Stock Market: On February 23, the benchmark Sensex and Nifty indexes are probably going to open higher because the GIFT Nifty’s trends predict to a 39-point increase for the overall index.
The benchmark indices erased all of the previous session’s losses during the extremely volatile session, with buying across all sectors driving the Nifty to a new all-time high of 22,252.50.
The Nifty was up 162.50 points, or 0.74 percent, at 22,217.50, and the Sensex was up 535.15 points, or 0.74 percent, at 73,158.24 at the close on February 22. The Nifty is expected to find immediate support at 21,971, followed by 21,882 and 21,738 levels, according to the pivot point calculator. On the other hand, it may encounter immediate resistance at 22,252, followed by 22,348 and 22,492 levels.
The day after artificial intelligence poster child Nvidia’s stellar profits and forecast, investors flocked to growth and technology stocks, propelling the S&P 500 and Dow Jones Industrial Average to new closing highs on Thursday.
Both the Dow Jones Industrials, which closed at 39,069.11 after climbing 456.87 points, or 1.18 percent, and the S&P 500 ended at a record high, jumping 105.23 points, or 2.11 percent, to 5,087.03. For the first time ever, the Dow closed above 39,000 points.
The Nasdaq Composite reached 16,041.62 after gaining 460.75 points, or 2.96 percent.
The RBI MPC meeting in February focused mostly on inflation, according to the minutes.
The monetary policy committee (MPC) of the Reserve Bank of India (RBI) remained cautious about inflation readings because of the volatility of food prices, as per the minutes of the MPC meeting that were made public on February 22.
“The forecast for headline inflation is still highly volatile due to uncertainty surrounding food prices. In the minutes of the February round of monetary policy review, RBI Governor Shaktikanta Das stated, “Further risks to the inflation outlook are growing geopolitical tensions and supply chain disruptions due to new flashpoints.”
RBI Deputy Governor Michael Debabrata Patra stated, “Monetary policy must remain restrictive and maintain downward pressure on inflation while minimizing the output costs of disinflation.”
Recurrent food price shocks, according to RBI Governor Das during the February monetary policy review, carry a risk of disrupting the current deflationary trend and de-anchoring inflation expectations as well as broadening price pressures.
Angel One plans to use preferential issue, QIP, and other channels to fund up to Rs 2,000 crore.
According to the firm on February 22, Angel One plans to fund up to Rs 2000 crore through preferential issuance, QIP, or other means.
According to the company in a stock exchange filing, the goal of this fund raise is to increase and create financial flexibility to grow the business and take advantage of various emerging opportunities within the current and growing broking business as well as across the inorganic universe within the fintech space.
“The business intends to raise up to Rs 2,000 crore in equity funds, which will not only enable it to retain fiscal prudence in its endeavor to establish Angel One as a premier fintech platform, but also expand its ability to invest beyond the available resources.,” stated the business.
India ratings see 6.5% GDP growth in FY25 and “bullish” indicators for private capital expenditure
India Ratings and Research projects that in 2024–2025, the country’s GDP would expand by 6.5 percent.
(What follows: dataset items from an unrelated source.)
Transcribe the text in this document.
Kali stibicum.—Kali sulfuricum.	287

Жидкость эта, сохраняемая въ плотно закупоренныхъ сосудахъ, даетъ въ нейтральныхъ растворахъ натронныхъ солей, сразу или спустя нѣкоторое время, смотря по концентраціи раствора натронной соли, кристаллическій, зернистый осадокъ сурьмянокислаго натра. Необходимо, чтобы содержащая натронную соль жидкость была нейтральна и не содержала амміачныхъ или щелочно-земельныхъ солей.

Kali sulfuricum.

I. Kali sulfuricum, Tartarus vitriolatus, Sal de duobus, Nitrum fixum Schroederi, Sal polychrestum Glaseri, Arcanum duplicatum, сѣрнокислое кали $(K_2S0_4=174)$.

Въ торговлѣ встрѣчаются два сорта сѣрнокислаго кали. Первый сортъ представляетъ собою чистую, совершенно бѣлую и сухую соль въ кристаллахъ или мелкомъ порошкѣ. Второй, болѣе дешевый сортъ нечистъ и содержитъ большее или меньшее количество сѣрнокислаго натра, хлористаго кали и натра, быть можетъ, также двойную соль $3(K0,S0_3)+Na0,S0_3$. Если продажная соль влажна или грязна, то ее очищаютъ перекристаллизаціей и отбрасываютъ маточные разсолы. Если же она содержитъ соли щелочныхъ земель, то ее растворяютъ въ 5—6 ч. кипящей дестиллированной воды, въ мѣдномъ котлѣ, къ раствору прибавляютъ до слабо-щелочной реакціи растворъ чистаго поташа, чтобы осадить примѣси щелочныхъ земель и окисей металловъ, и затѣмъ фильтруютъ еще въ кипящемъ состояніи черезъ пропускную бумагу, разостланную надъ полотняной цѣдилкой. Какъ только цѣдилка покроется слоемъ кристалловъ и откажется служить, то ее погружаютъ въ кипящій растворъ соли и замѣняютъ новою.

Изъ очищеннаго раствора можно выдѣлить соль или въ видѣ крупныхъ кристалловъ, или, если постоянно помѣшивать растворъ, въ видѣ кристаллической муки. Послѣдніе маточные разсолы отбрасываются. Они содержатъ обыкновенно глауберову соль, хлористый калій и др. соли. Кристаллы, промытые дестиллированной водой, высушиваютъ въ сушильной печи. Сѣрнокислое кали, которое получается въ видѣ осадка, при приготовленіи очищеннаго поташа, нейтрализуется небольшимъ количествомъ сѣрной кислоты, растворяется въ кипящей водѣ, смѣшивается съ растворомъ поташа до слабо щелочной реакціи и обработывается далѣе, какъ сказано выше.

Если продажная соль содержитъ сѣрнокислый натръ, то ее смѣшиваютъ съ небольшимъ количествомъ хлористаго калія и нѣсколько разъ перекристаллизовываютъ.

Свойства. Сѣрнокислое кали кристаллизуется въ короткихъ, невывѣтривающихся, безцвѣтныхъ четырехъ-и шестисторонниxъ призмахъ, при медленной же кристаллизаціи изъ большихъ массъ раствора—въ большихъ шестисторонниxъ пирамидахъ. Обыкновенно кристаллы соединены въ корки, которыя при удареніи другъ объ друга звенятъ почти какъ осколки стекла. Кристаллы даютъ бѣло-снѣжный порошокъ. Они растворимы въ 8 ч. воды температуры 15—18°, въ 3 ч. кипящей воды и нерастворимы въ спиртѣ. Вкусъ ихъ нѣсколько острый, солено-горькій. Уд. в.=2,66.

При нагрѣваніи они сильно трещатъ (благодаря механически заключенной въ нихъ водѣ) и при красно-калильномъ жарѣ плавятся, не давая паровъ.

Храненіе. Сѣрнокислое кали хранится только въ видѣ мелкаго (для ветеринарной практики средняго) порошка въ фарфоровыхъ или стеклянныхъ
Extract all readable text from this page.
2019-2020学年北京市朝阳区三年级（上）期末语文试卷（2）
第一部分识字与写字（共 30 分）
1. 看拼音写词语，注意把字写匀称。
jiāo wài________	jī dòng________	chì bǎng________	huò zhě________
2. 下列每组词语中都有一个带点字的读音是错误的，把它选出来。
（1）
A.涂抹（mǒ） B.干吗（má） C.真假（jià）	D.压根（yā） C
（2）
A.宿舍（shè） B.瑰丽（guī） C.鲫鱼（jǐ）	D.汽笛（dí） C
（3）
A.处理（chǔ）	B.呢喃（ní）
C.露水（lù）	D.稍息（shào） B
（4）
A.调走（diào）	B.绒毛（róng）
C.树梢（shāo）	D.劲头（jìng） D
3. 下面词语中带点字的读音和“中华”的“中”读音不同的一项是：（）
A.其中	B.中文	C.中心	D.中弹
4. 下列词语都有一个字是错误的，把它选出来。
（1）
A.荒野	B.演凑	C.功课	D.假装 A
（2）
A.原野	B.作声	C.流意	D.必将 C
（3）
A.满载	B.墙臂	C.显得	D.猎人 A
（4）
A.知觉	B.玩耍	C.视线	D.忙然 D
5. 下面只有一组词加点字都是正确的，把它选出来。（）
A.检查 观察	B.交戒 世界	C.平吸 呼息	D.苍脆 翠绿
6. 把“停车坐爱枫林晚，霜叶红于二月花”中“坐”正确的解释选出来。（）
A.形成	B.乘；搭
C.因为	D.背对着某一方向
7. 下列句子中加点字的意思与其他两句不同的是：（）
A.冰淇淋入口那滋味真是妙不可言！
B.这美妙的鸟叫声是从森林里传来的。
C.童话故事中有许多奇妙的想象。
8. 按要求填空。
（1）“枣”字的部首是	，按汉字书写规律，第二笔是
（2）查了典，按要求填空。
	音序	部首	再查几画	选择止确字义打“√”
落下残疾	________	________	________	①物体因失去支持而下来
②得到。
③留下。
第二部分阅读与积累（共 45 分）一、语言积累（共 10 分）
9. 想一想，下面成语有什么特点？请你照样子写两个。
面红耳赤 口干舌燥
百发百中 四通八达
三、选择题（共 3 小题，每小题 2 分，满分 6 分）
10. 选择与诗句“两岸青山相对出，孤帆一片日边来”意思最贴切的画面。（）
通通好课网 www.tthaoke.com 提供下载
The statistics ministry’s initial advance estimate of 7.3 percent for the current fiscal year would indicate a fall from this, although the likelihood of the private investment cycle is encouraging for the economy.
Voda Idea to talk about funding on February 27th: mulls rights issue, QIP, FPO, and other ways
The telecom business owned by the Aditya Birla Group, Vodafone Idea, announced in an exchange notification that it will discuss financing during a board meeting on February 27.
Examine and assess all offers for raising money in one or more tranches through a rights issue, additional public offering, private placement with preference allocation, placement with qualified institutions, or any other acceptable method, alone or in combination, as may be deemed suitable, the business said. This covers plans to issue convertible debentures, warrants, equity shares or securities convertible into equity shares, warrants, and/or non-convertible debentures, including non-convertible debentures combined with warrants, which might or might not be listed.
NSE stocks prohibited from F&O
The NSE has retained Ashok Leyland, Balrampur Chini Mills, Bandhan Bank, Biocon, GMR Airports Infrastructure, GNFC, Hindustan Copper, Indus Towers, National Aluminium Company, Piramal Enterprises, PVR INOX, RBL Bank, and Zee Entertainment Enterprises on the F&O ban list for February 23. Aditya Birla Fashion & Retail and SAIL have been added to the list. India Cements and Canara Bank were taken off the aforementioned list.
Data from FII and DII
On February 22, provisional data from the NSE revealed that domestic institutional investors (DIIs) purchased equities worth Rs 1,823.68 crore, while foreign institutional investors (FIIs) net sold shares worth Rs 1,410.05 crore.